第2節 閉鎖性水域における水環境の保全

 水質汚濁防止法等に基づく排水規制、下水道や浄化槽、農業集落排水施設等生活排水処理施設の整備や住民参加等による生活排水対策、河川及び農業用用排水路等における浄化対策や流量の確保等の各種の施策を総合的に実施します。

 湖沼については、湖沼水質保全特別措置法に基づく「湖沼水質保全計画」の策定されている琵琶湖や霞ヶ浦等11湖沼について、同計画に基づき、各種規制措置のほか、下水道及び浄化槽の整備その他の事業を総合的・計画的に推進します。また、水質浄化機能を確保するための湖辺植生の適正な管理手法の確立等を図ります。さらに、閉鎖性水域等における既存の単独処理浄化槽の浄化槽への転換については、単独処理浄化槽の撤去を交付金の対象とする措置の拡充により推進します。また、閉鎖性水域における窒素及びりんの削減を図るため、引き続き閉鎖性水域に係る流域別下水道整備総合計画の見直しを推進します。富栄養化対策としては、海域も含めて、富栄養化等の状況の把握及び窒素・りんの発生源対策に関する調査を行います。このほか、水質悪化が著しい湖沼においては、底泥からの栄養塩類の溶出等を抑制するため、底泥しゅんせつを実施するとともに、湖沼に流入する汚濁負荷の削減を図るため、流入河川における直接浄化施設、農業用用排水路等における浄化施設の整備を実施します。また、湖沼の自然環境と地域のつながりを再生し、湖沼における水位操作や水辺エコトーンの再生により水質改善を図る新たな取組を実施します。

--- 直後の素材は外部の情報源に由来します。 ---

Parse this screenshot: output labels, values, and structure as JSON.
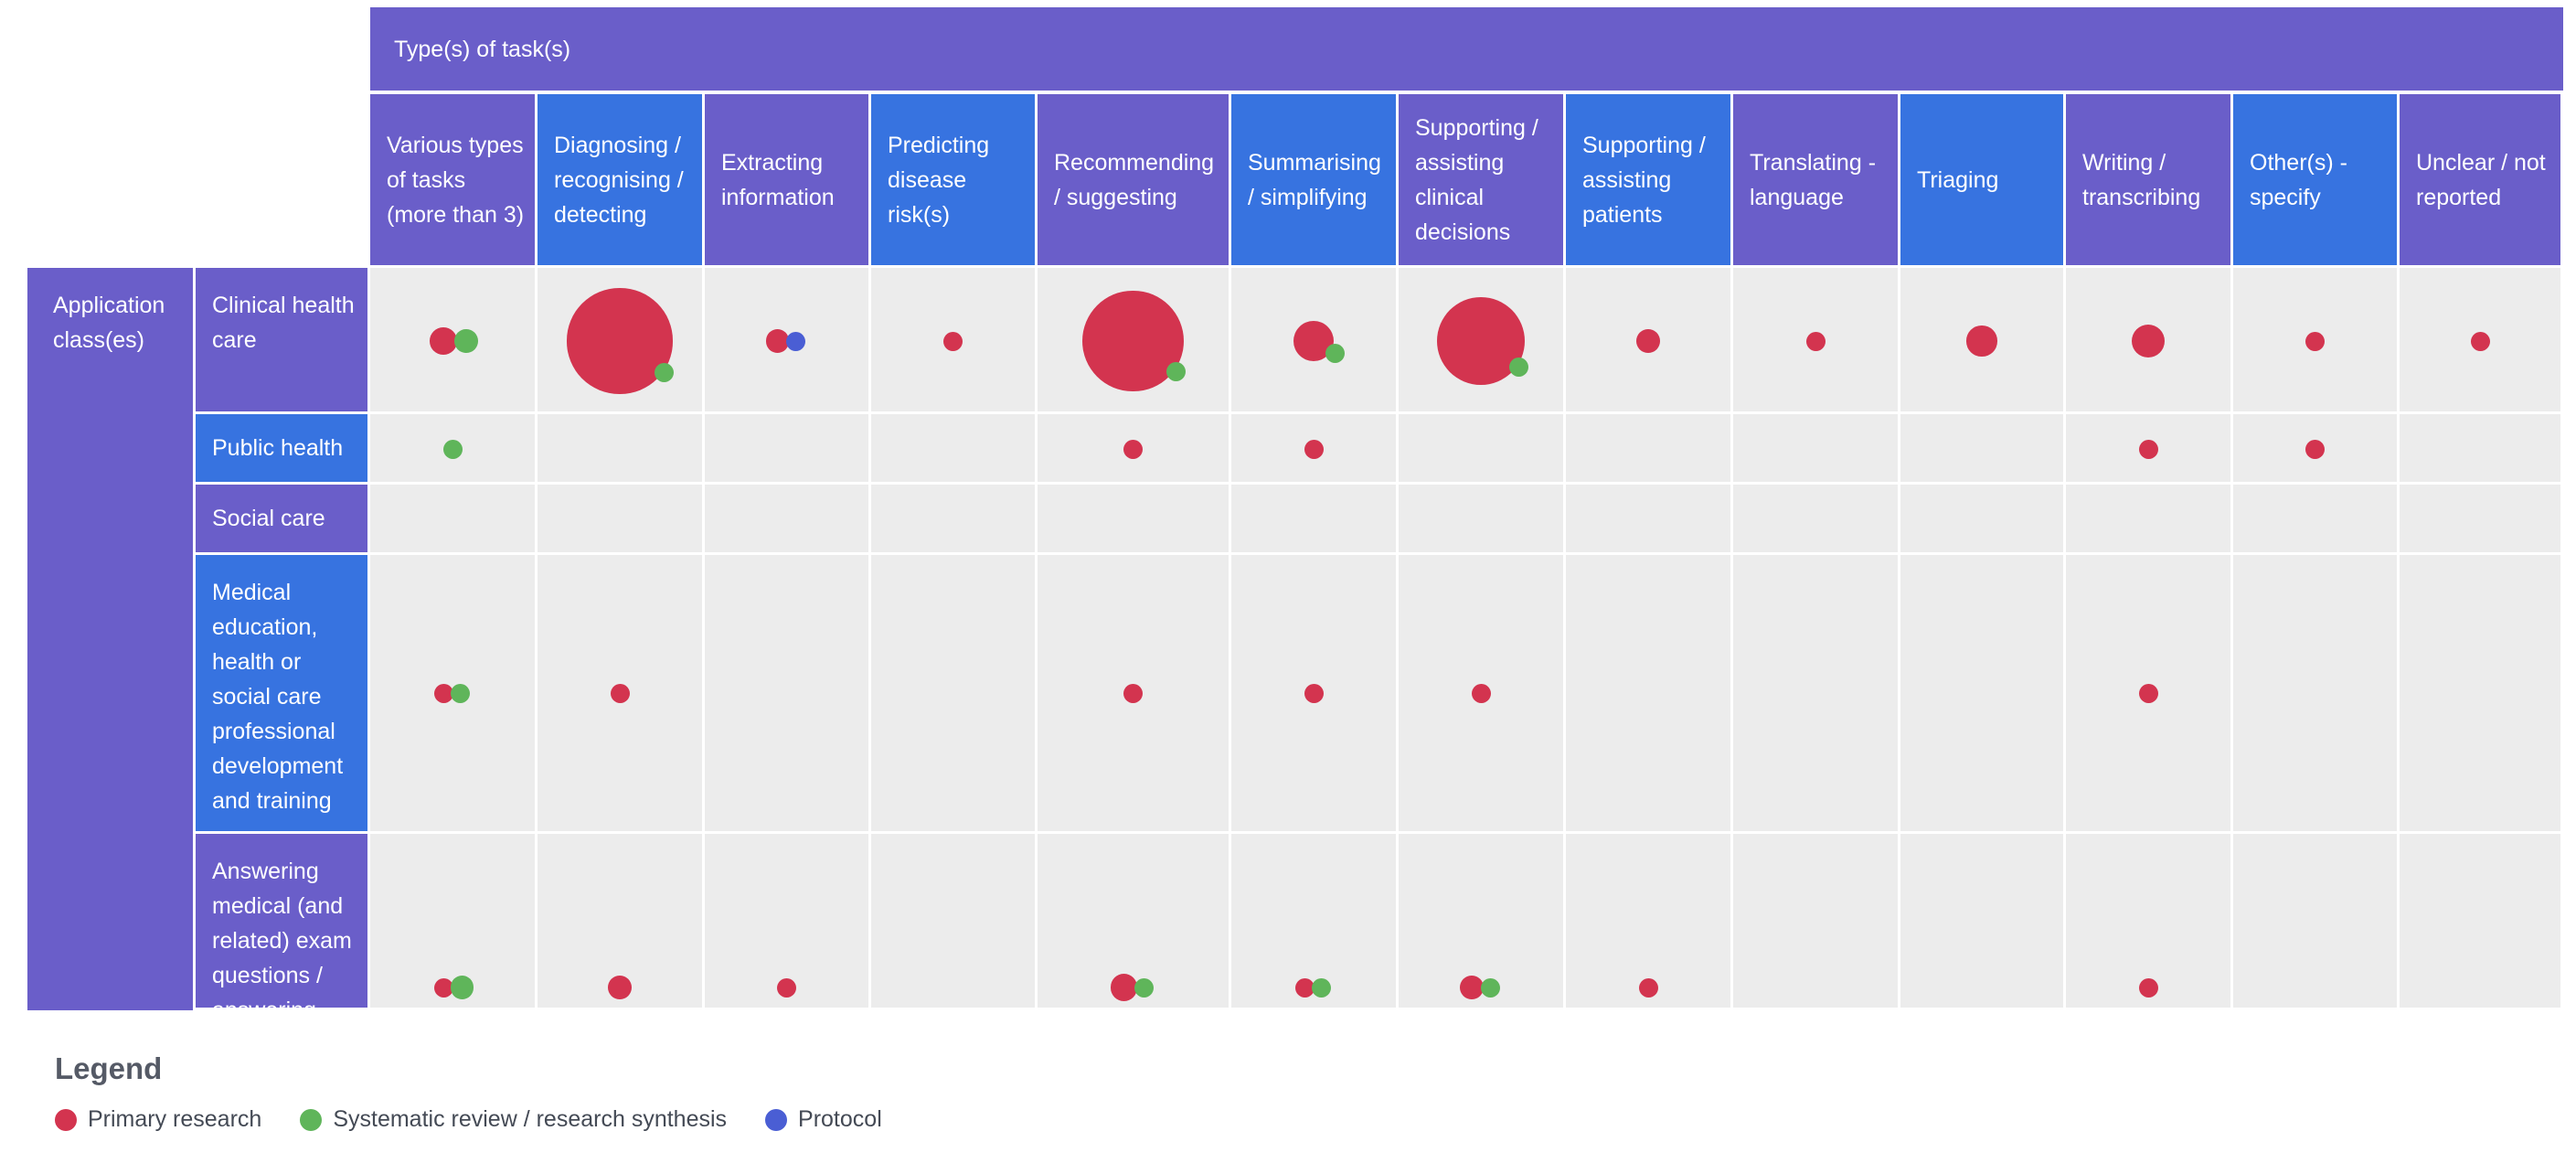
{
  "colors": {
    "header_purple": "#6a5ec9",
    "header_blue": "#3773e0",
    "cell_bg": "#ececec",
    "primary": "#d3344f",
    "systematic": "#5fb55a",
    "protocol": "#4a5ed4"
  },
  "chart_data": {
    "type": "bubble-matrix",
    "title": "Type(s) of task(s)",
    "row_axis_label": "Application class(es)",
    "columns": [
      "Various types of tasks (more than 3)",
      "Diagnosing / recognising / detecting",
      "Extracting information",
      "Predicting disease risk(s)",
      "Recommending / suggesting",
      "Summarising / simplifying",
      "Supporting / assisting clinical decisions",
      "Supporting / assisting patients",
      "Translating - language",
      "Triaging",
      "Writing / transcribing",
      "Other(s) - specify",
      "Unclear / not reported"
    ],
    "rows": [
      "Clinical health care",
      "Public health",
      "Social care",
      "Medical education, health or social care professional development and training",
      "Answering medical (and related) exam questions / answering"
    ],
    "series": [
      {
        "name": "Primary research",
        "key": "primary"
      },
      {
        "name": "Systematic review / research synthesis",
        "key": "systematic"
      },
      {
        "name": "Protocol",
        "key": "protocol"
      }
    ],
    "points": [
      {
        "row": 0,
        "col": 0,
        "series": "primary",
        "value": 4
      },
      {
        "row": 0,
        "col": 0,
        "series": "systematic",
        "value": 3
      },
      {
        "row": 0,
        "col": 1,
        "series": "primary",
        "value": 60
      },
      {
        "row": 0,
        "col": 1,
        "series": "systematic",
        "value": 2
      },
      {
        "row": 0,
        "col": 2,
        "series": "primary",
        "value": 3
      },
      {
        "row": 0,
        "col": 2,
        "series": "protocol",
        "value": 2
      },
      {
        "row": 0,
        "col": 3,
        "series": "primary",
        "value": 2
      },
      {
        "row": 0,
        "col": 4,
        "series": "primary",
        "value": 55
      },
      {
        "row": 0,
        "col": 4,
        "series": "systematic",
        "value": 2
      },
      {
        "row": 0,
        "col": 5,
        "series": "primary",
        "value": 9
      },
      {
        "row": 0,
        "col": 5,
        "series": "systematic",
        "value": 2
      },
      {
        "row": 0,
        "col": 6,
        "series": "primary",
        "value": 42
      },
      {
        "row": 0,
        "col": 6,
        "series": "systematic",
        "value": 2
      },
      {
        "row": 0,
        "col": 7,
        "series": "primary",
        "value": 3
      },
      {
        "row": 0,
        "col": 8,
        "series": "primary",
        "value": 2
      },
      {
        "row": 0,
        "col": 9,
        "series": "primary",
        "value": 5
      },
      {
        "row": 0,
        "col": 10,
        "series": "primary",
        "value": 6
      },
      {
        "row": 0,
        "col": 11,
        "series": "primary",
        "value": 2
      },
      {
        "row": 0,
        "col": 12,
        "series": "primary",
        "value": 2
      },
      {
        "row": 1,
        "col": 0,
        "series": "systematic",
        "value": 2
      },
      {
        "row": 1,
        "col": 4,
        "series": "primary",
        "value": 2
      },
      {
        "row": 1,
        "col": 5,
        "series": "primary",
        "value": 2
      },
      {
        "row": 1,
        "col": 10,
        "series": "primary",
        "value": 2
      },
      {
        "row": 1,
        "col": 11,
        "series": "primary",
        "value": 2
      },
      {
        "row": 3,
        "col": 0,
        "series": "primary",
        "value": 2
      },
      {
        "row": 3,
        "col": 0,
        "series": "systematic",
        "value": 2
      },
      {
        "row": 3,
        "col": 1,
        "series": "primary",
        "value": 2
      },
      {
        "row": 3,
        "col": 4,
        "series": "primary",
        "value": 2
      },
      {
        "row": 3,
        "col": 5,
        "series": "primary",
        "value": 2
      },
      {
        "row": 3,
        "col": 6,
        "series": "primary",
        "value": 2
      },
      {
        "row": 3,
        "col": 10,
        "series": "primary",
        "value": 2
      },
      {
        "row": 4,
        "col": 0,
        "series": "primary",
        "value": 2
      },
      {
        "row": 4,
        "col": 0,
        "series": "systematic",
        "value": 3
      },
      {
        "row": 4,
        "col": 1,
        "series": "primary",
        "value": 3
      },
      {
        "row": 4,
        "col": 2,
        "series": "primary",
        "value": 2
      },
      {
        "row": 4,
        "col": 4,
        "series": "primary",
        "value": 4
      },
      {
        "row": 4,
        "col": 4,
        "series": "systematic",
        "value": 2
      },
      {
        "row": 4,
        "col": 5,
        "series": "primary",
        "value": 2
      },
      {
        "row": 4,
        "col": 5,
        "series": "systematic",
        "value": 2
      },
      {
        "row": 4,
        "col": 6,
        "series": "primary",
        "value": 3
      },
      {
        "row": 4,
        "col": 6,
        "series": "systematic",
        "value": 2
      },
      {
        "row": 4,
        "col": 7,
        "series": "primary",
        "value": 2
      },
      {
        "row": 4,
        "col": 10,
        "series": "primary",
        "value": 2
      }
    ]
  },
  "legend": {
    "title": "Legend",
    "items": [
      {
        "label": "Primary research",
        "color": "#d3344f"
      },
      {
        "label": "Systematic review / research synthesis",
        "color": "#5fb55a"
      },
      {
        "label": "Protocol",
        "color": "#4a5ed4"
      }
    ]
  }
}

 東京湾、伊勢湾及び瀬戸内海においては、平成19年6月に関係都府県により策定された第6次水質総量規制に係る総量削減計画に基づき、化学的酸素要求量(COD)、窒素及びりんを対象とした水質総量規制を引き続き実施します。また、今後の閉鎖性海域が目指すべき水環境の目標とその達成に向けたロードマップを明らかにする閉鎖性海域中長期ビジョンの策定に向けた検討を行います。瀬戸内海については、瀬戸内海環境保全特別措置法及び「瀬戸内海環境保全基本計画」等に基づき、水質や、自然景観の保全等の諸施策を引き続き推進します。有明海及び八代海については、有明海及び八代海を再生するための特別措置に関する法律に基づき、また、平成18年12月の有明海・八代海総合調査評価委員会報告の提言を踏まえつつ、貧酸素水塊発生対策、底質改善、汚濁負荷の削減その他の当該海域の環境の保全及び改善のための施策、水産資源の回復等による漁業の振興のための施策等を引き続き推進します。

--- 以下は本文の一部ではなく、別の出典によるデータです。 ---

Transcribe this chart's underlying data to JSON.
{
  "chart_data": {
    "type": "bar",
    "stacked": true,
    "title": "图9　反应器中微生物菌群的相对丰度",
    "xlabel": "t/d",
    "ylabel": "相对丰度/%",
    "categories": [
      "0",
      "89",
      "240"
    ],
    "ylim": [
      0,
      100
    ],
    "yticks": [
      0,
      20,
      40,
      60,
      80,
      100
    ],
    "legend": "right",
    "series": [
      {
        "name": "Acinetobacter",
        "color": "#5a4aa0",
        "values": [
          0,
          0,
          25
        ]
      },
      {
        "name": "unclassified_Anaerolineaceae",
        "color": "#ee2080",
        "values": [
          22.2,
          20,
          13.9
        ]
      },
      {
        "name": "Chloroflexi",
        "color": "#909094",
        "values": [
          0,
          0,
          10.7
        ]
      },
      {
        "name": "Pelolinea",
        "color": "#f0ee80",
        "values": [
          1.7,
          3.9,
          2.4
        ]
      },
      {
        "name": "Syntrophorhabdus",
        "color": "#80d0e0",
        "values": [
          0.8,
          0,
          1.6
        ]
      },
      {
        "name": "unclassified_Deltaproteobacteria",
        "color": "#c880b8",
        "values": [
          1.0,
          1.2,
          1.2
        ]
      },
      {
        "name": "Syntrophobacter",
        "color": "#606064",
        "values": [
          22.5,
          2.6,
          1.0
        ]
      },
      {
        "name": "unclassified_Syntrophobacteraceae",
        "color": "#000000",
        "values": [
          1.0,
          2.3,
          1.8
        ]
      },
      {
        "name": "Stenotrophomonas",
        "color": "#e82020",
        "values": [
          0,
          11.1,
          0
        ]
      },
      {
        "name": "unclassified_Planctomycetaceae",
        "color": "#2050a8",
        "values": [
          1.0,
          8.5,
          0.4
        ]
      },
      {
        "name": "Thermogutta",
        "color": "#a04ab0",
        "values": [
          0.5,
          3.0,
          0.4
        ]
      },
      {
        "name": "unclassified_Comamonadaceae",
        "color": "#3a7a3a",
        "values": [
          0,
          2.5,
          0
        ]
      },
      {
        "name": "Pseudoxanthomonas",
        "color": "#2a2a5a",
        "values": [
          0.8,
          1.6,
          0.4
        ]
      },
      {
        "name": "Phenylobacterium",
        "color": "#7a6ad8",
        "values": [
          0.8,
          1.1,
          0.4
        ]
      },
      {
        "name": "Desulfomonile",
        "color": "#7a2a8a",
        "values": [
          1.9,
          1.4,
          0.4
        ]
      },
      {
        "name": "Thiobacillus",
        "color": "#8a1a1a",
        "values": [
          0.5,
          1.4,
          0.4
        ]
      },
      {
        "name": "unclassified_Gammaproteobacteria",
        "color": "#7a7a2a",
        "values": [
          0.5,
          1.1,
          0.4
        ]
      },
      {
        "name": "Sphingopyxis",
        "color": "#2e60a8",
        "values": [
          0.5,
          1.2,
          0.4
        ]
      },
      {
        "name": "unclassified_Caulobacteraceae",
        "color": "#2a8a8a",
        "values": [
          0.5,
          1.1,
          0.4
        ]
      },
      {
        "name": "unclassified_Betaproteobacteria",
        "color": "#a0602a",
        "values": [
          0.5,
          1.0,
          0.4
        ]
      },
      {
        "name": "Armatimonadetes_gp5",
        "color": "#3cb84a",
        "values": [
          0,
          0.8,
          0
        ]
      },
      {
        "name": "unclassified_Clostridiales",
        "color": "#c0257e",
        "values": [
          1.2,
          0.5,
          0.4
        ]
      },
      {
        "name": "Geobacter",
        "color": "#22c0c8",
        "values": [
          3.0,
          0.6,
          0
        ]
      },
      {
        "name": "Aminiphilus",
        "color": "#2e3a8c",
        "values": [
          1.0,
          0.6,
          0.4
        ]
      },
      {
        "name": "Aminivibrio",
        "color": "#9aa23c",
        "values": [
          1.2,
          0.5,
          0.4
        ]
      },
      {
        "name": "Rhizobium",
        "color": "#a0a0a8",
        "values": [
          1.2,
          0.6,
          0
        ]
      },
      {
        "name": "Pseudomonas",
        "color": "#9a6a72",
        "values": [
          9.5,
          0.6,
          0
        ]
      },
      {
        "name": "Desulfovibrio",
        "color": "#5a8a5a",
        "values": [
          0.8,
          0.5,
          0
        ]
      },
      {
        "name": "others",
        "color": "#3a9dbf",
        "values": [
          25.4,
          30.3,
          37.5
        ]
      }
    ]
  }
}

 平成19年6月に閣議決定された21世紀環境立国戦略において、今後1、2年で重点的に着手すべき環境政策として明記された、多様な魚介類等が生息し、人々がその恩恵を将来にわたり享受できる自然の恵み豊かな豊穣の「里海」については、先進的な取組を実施している海域を支援・評価し、創生支援マニュアルを作成することで創生を推進します。

 港湾及びその周辺海域においては、環境モニタリング等による汚染原因解明のための調査、赤潮・貧酸素水塊対策、汚泥しゅんせつ、覆砂干潟藻場の創出、環境整備船による浮遊ごみ・油の回収など総合的な水質改善に取り組みます。

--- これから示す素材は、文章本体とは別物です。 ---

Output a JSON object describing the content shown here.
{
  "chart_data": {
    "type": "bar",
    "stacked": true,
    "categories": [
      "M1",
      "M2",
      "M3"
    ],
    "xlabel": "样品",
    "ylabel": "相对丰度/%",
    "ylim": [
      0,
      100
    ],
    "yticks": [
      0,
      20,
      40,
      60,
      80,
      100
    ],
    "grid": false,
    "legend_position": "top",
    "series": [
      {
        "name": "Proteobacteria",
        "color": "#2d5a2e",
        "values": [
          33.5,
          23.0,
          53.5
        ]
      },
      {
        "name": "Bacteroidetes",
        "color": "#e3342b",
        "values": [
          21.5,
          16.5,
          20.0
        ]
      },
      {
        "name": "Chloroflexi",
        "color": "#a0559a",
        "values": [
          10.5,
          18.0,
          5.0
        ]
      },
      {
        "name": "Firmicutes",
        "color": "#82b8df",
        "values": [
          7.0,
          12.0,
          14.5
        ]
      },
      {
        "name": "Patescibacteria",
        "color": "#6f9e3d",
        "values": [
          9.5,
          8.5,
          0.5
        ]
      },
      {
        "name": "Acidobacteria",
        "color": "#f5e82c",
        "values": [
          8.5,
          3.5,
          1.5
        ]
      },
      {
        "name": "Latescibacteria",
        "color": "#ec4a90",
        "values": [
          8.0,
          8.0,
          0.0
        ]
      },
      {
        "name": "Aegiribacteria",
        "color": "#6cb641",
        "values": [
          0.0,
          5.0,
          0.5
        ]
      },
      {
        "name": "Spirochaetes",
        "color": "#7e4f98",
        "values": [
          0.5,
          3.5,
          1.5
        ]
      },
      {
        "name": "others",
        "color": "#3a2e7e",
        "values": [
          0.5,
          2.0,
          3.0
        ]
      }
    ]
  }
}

 都市再生プロジェクト(第3次決定)「海の再生」の実現に向けて、東京湾、大阪湾及び伊勢湾においてそれぞれの再生行動計画に基づき、関係機関との連携のもと、陸域からの汚濁負荷の削減、海域における環境改善、環境モニタリング等の各種施策を推進していきます。さらに、広島湾においても「全国海の再生プロジェクト」として、三大湾と同様に行動計画に基づき、多種施策を推進していきます。

 また、三重県英虞湾(あごわん)では、水産基盤整備事業によりしゅんせつを行い、漁場環境の改善を図ります。